The resulting plan networks have the strengths and failures one would expect. Some of these are very specific to the microworld. Orkin demonstrates this with a visualization of the waitress plan network, which captures the set of interface steps required to use the cash register to pay a bill — and also captures the path produced by a common player confusion about the register’s operations.

Other successes and failures are those common to statistical models. These were revealed in Orkin’s evaluation of the system, which used n-gram modeling as “a means of estimating the likelihood of new gameplay sessions, and quantitatively evaluating how well the learned model of restaurant behavior and language correlates with humans’ ” (69). Here we actually see a microworld version of the ideas behind Total Information Awareness — examining data from thousands of games, Orkin worked to build a statistical profile of the behavior, and then attempted to build a system that would automatically detect unusual behavior.

This basic approach builds on some techniques that have proven very powerful in statistical AI, and Orkin reports some successes with it. For example, Orkin reports a play session in which a very typical set of actions took place. However, the system, correctly, rated the session as highly unlikely based on the language — the customer was trying to leave without paying and convince the waitress to come home with him. On the other hand, the system also responded in the same way to any conversation containing unusual vocabulary, even in games that humans rated as typical. As discussed earlier, this is the classic problem of false positives. Further, Orkin provides examples of sequences of physical actions — such as ordering beer and pie until they fill the restaurant, or sitting down, playfully refusing to order, and leaving — that the current version of the plan network is unable to detect as unusual, but are immediately strange to any human evaluator. This is the classic problem of false negatives.

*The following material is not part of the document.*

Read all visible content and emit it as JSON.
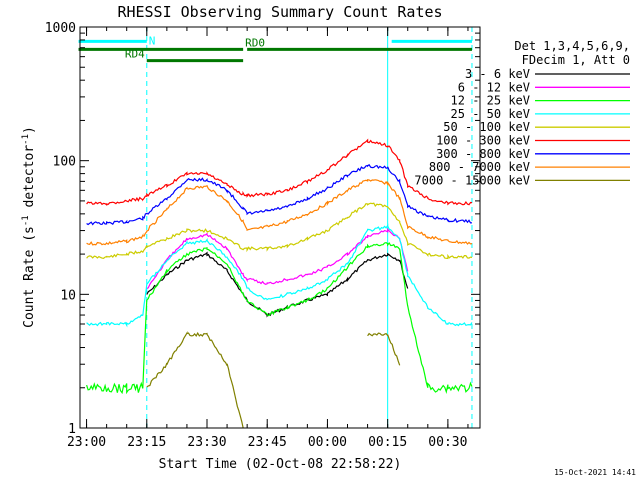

Orkin had originally announced that a game created using the results from The Restaurant Game would be entered into the 2008 Independent Games Festival. But he had to let the deadline pass. In his thesis he writes that this provided a lesson in the “danger of promising the public a deliverable based on novel research by a specific date” (42). More generally, it provides a lesson about statistical AI. As an authoring tool, it requires large amounts of data that may not be available. If the significant effort is expended to collect this data, as with The Restaurant Game, for behavior with wide variation the results will be unpredictable and incomplete. Nevertheless, perhaps Orkin’s next step will find a way to make interacting with this model a fun, playful experience. In the meantime, the most significant contribution of The Restaurant Game is how it demonstrates that even in a microworld, stripped of most of the complexity of our own, statistical models produce many more false positives and false negatives than a TIA-style system could tolerate.